Un convoi humanitaire bloqué au checkpoint de Donetsk le 18 décembre © Rinat Akhmetov Foundation

Est de l’Ukraine. Une catastrophe humanitaire se profile, alors que l’aide humanitaire est bloquée

Les bataillons d’engagés volontaires pro-Kiev bloquent de plus en plus l’aide humanitaire à destination de l’est de l’Ukraine, ce qui ne manquera pas d’exacerber la crise humanitaire latente à la veille de Noël et du Nouvel An, a déclaré Amnesty International.  

"Alors que l’hiver s’installe, la situation déjà désespérée dans l’est de l’Ukraine est exacerbée par les bataillons de volontaires qui empêchent l’aide alimentaire et les médicaments de parvenir jusqu’à ceux qui en ont besoin. Ce n’est un secret pour personne que la région est le théâtre d’une catastrophe humanitaire, de nombreux habitants risquant déjà d’être en proie à la famine, a déclaré Denis Krivosheev, directeur adjoint du programme Europe et Asie centrale d’Amnesty International. 
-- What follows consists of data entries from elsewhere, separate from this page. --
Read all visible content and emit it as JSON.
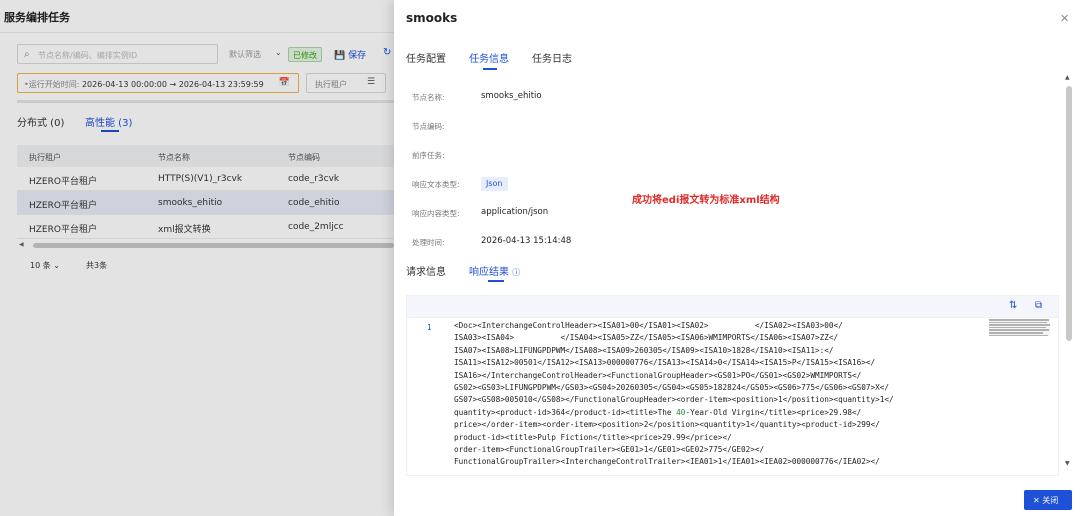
{
  "background": {
    "page_title": "服务编排任务",
    "search_placeholder": "节点名称/编码、编排实例ID",
    "filter_default": "默认筛选",
    "filter_caret": "⌄",
    "modified_tag": "已修改",
    "save_label": "保存",
    "save_icon": "💾",
    "reload_icon": "↻",
    "date_filter": {
      "label": "•运行开始时间:",
      "start": "2026-04-13 00:00:00",
      "arrow": "→",
      "end": "2026-04-13 23:59:59",
      "icon": "📅"
    },
    "tenant_filter": "执行租户",
    "tenant_filter_icon": "☰",
    "tabs": [
      {
        "label": "分布式 (0)"
      },
      {
        "label": "高性能 (3)"
      }
    ],
    "table": {
      "columns": [
        "执行租户",
        "节点名称",
        "节点编码"
      ],
      "rows": [
        {
          "tenant": "HZERO平台租户",
          "node_name": "HTTP(S)(V1)_r3cvk",
          "node_code": "code_r3cvk"
        },
        {
          "tenant": "HZERO平台租户",
          "node_name": "smooks_ehitio",
          "node_code": "code_ehitio"
        },
        {
          "tenant": "HZERO平台租户",
          "node_name": "xml报文转换",
          "node_code": "code_2mljcc"
        }
      ]
    },
    "pager": {
      "page_size": "10 条 ⌄",
      "total": "共3条"
    },
    "scroll_arrow": "◀"
  },
  "drawer": {
    "title": "smooks",
    "close_icon": "✕",
    "tabs": [
      {
        "label": "任务配置"
      },
      {
        "label": "任务信息"
      },
      {
        "label": "任务日志"
      }
    ],
    "fields": [
      {
        "label": "节点名称:",
        "value": "smooks_ehitio"
      },
      {
        "label": "节点编码:",
        "value": ""
      },
      {
        "label": "前序任务:",
        "value": ""
      },
      {
        "label": "响应文本类型:",
        "value": "Json"
      },
      {
        "label": "响应内容类型:",
        "value": "application/json"
      },
      {
        "label": "处理时间:",
        "value": "2026-04-13 15:14:48"
      }
    ],
    "annotation": "成功将edi报文转为标准xml结构",
    "sub_tabs": [
      {
        "label": "请求信息"
      },
      {
        "label": "响应结果",
        "help_icon": "ⓘ"
      }
    ],
    "code": {
      "line_number": "1",
      "copy_icon": "⧉",
      "format_icon": "⇅",
      "lines": [
        "<Doc><InterchangeControlHeader><ISA01>00</ISA01><ISA02>          </ISA02><ISA03>00</",
        "ISA03><ISA04>          </ISA04><ISA05>ZZ</ISA05><ISA06>WMIMPORTS</ISA06><ISA07>ZZ</",
        "ISA07><ISA08>LIFUNGPDPWM</ISA08><ISA09>260305</ISA09><ISA10>1828</ISA10><ISA11>:</",
        "ISA11><ISA12>00501</ISA12><ISA13>000000776</ISA13><ISA14>0</ISA14><ISA15>P</ISA15><ISA16></",
        "ISA16></InterchangeControlHeader><FunctionalGroupHeader><GS01>PO</GS01><GS02>WMIMPORTS</",
        "GS02><GS03>LIFUNGPDPWM</GS03><GS04>20260305</GS04><GS05>182824</GS05><GS06>775</GS06><GS07>X</",
        "GS07><GS08>005010</GS08></FunctionalGroupHeader><order-item><position>1</position><quantity>1</",
        "quantity><product-id>364</product-id><title>The 40-Year-Old Virgin</title><price>29.98</",
        "price></order-item><order-item><position>2</position><quantity>1</quantity><product-id>299</",
        "product-id><title>Pulp Fiction</title><price>29.99</price></",
        "order-item><FunctionalGroupTrailer><GE01>1</GE01><GE02>775</GE02></",
        "FunctionalGroupTrailer><InterchangeControlTrailer><IEA01>1</IEA01><IEA02>000000776</IEA02></"
      ]
    },
    "scroll": {
      "up": "▲",
      "down": "▼"
    },
    "close_button": {
      "icon": "✕",
      "label": "关闭"
    }
  }
}
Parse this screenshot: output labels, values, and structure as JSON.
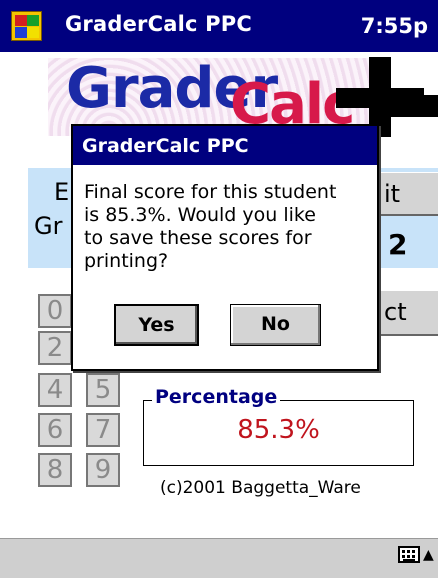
{
  "title_bar": {
    "app_title": "GraderCalc PPC",
    "clock": "7:55p"
  },
  "logo": {
    "word1": "Grader",
    "word2": "Calc"
  },
  "background_fragments": {
    "e": "E",
    "gr": "Gr",
    "it": "it",
    "two": "2",
    "ct": "ct"
  },
  "keypad": [
    {
      "label": "0"
    },
    {
      "label": "2"
    },
    {
      "label": "4"
    },
    {
      "label": "5"
    },
    {
      "label": "6"
    },
    {
      "label": "7"
    },
    {
      "label": "8"
    },
    {
      "label": "9"
    }
  ],
  "percentage": {
    "legend": "Percentage",
    "value": "85.3%"
  },
  "copyright": "(c)2001 Baggetta_Ware",
  "dialog": {
    "title": "GraderCalc PPC",
    "message": "Final score for this student\nis 85.3%. Would you like\nto save these scores for\nprinting?",
    "yes_label": "Yes",
    "no_label": "No"
  },
  "colors": {
    "titlebar": "#00007f",
    "percentage_value": "#c0141d",
    "info_panel": "#c8e3f9"
  },
  "icons": {
    "start": "windows-flag-icon",
    "keyboard": "keyboard-icon",
    "sip_toggle": "chevron-up-icon"
  }
}
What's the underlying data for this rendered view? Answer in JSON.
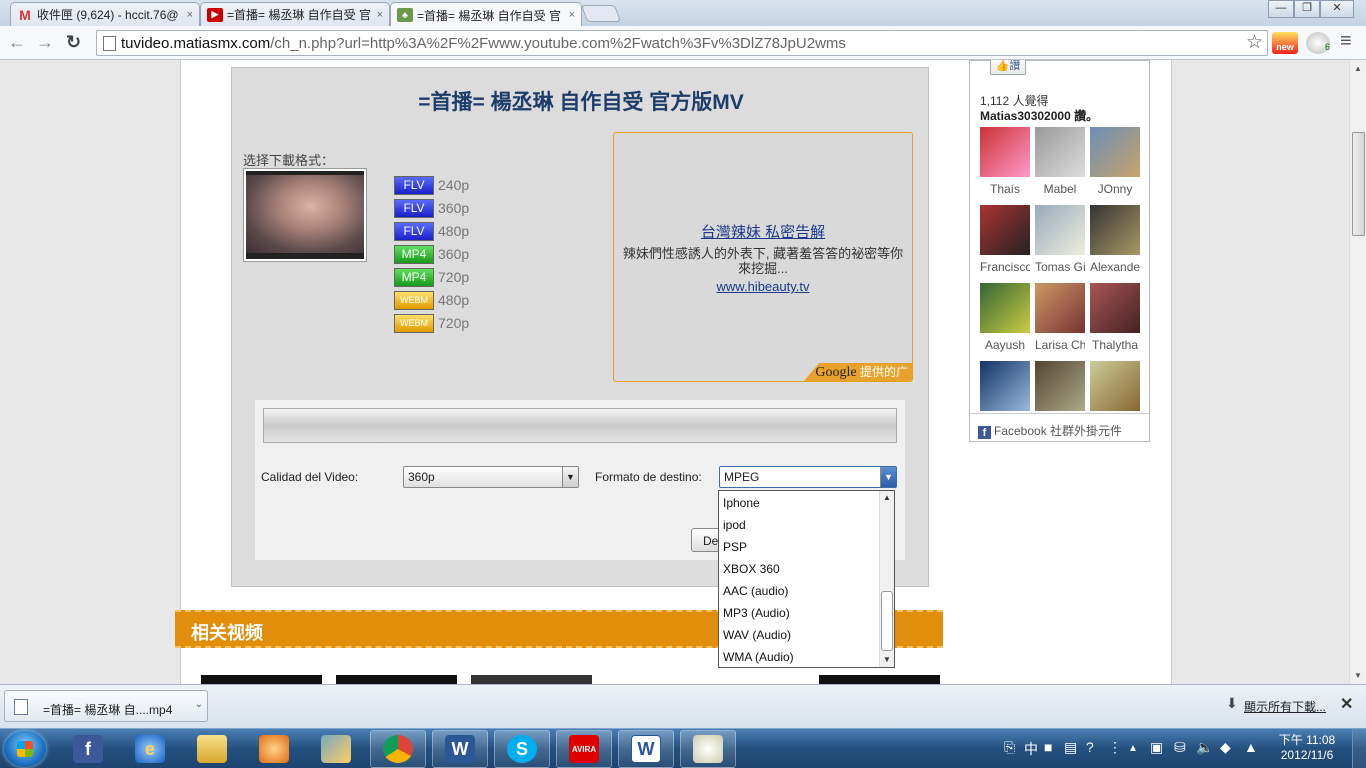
{
  "tabs": [
    {
      "title": "收件匣 (9,624) - hccit.76@",
      "close": "×",
      "icon": "gmail-icon"
    },
    {
      "title": "=首播= 楊丞琳 自作自受 官",
      "close": "×",
      "icon": "youtube-icon"
    },
    {
      "title": "=首播= 楊丞琳 自作自受 官",
      "close": "×",
      "icon": "site-icon",
      "active": true
    }
  ],
  "window_controls": {
    "minimize": "—",
    "restore": "❐",
    "close": "✕"
  },
  "toolbar": {
    "back": "←",
    "forward": "→",
    "reload": "↻",
    "url_domain": "tuvideo.matiasmx.com",
    "url_path": "/ch_n.php?url=http%3A%2F%2Fwww.youtube.com%2Fwatch%3Fv%3DlZ78JpU2wms",
    "star": "☆",
    "menu": "≡",
    "new_badge": "new",
    "ext_badge": "6"
  },
  "main": {
    "title": "=首播= 楊丞琳 自作自受 官方版MV",
    "select_format_label": "选择下載格式：",
    "formats": [
      {
        "badge": "FLV",
        "kind": "flv",
        "res": "240p"
      },
      {
        "badge": "FLV",
        "kind": "flv",
        "res": "360p"
      },
      {
        "badge": "FLV",
        "kind": "flv",
        "res": "480p"
      },
      {
        "badge": "MP4",
        "kind": "mp4",
        "res": "360p"
      },
      {
        "badge": "MP4",
        "kind": "mp4",
        "res": "720p"
      },
      {
        "badge": "WEBM",
        "kind": "webm",
        "res": "480p"
      },
      {
        "badge": "WEBM",
        "kind": "webm",
        "res": "720p"
      }
    ],
    "ad": {
      "headline": "台灣辣妹 私密告解",
      "description": "辣妹們性感誘人的外表下, 藏著羞答答的祕密等你來挖掘...",
      "url": "www.hibeauty.tv",
      "google_brand": "Google",
      "google_suffix": "提供的广告"
    },
    "quality_label": "Calidad del Video:",
    "quality_value": "360p",
    "target_label": "Formato de destino:",
    "target_value": "MPEG",
    "download_button": "Descargar",
    "dropdown_options": [
      "Iphone",
      "ipod",
      "PSP",
      "XBOX 360",
      "AAC (audio)",
      "MP3 (Audio)",
      "WAV (Audio)",
      "WMA (Audio)"
    ],
    "related_header": "相关视频"
  },
  "facebook": {
    "like_button": "讚",
    "count_text": "1,112 人覺得",
    "page_text": "Matias30302000 讚。",
    "fans": [
      "Thaís",
      "Mabel",
      "JOnny",
      "Francisco",
      "Tomas Gi",
      "Alexande",
      "Aayush",
      "Larisa Che",
      "Thalytha",
      "",
      "",
      ""
    ],
    "footer": "Facebook 社群外掛元件",
    "footer_icon": "f"
  },
  "download_bar": {
    "file": "=首播= 楊丞琳 自....mp4",
    "caret": "⌄",
    "show_all": "顯示所有下載...",
    "close": "✕"
  },
  "taskbar": {
    "apps": [
      {
        "name": "facebook",
        "label": "f"
      },
      {
        "name": "internet-explorer",
        "label": "e"
      },
      {
        "name": "file-explorer",
        "label": ""
      },
      {
        "name": "media-player",
        "label": ""
      },
      {
        "name": "paint-tool",
        "label": ""
      },
      {
        "name": "chrome",
        "label": ""
      },
      {
        "name": "word",
        "label": "W"
      },
      {
        "name": "skype",
        "label": "S"
      },
      {
        "name": "avira",
        "label": "AVIRA"
      },
      {
        "name": "wordpad",
        "label": "W"
      },
      {
        "name": "paint",
        "label": ""
      }
    ],
    "tray_ime": "中",
    "time": "下午 11:08",
    "date": "2012/11/6"
  }
}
"Ces bataillons, qui agissent souvent comme des bandes de renégats, doivent être maîtrisés de toute urgence. Priver de nourriture des gens pris au piège d’un conflit est contraire au droit international et les responsables de ces agissements doivent rendre des comptes."  

Amnesty International a reçu des informations selon lesquelles les bataillons pro-Kiev, notamment Dnipro-1 et Aïdar, bloquent l’aide qui entre sur les territoires contrôlés par la " République populaire de Donetsk " (DNR) et la "République populaire de Lougansk" (LNR) autoproclamées. 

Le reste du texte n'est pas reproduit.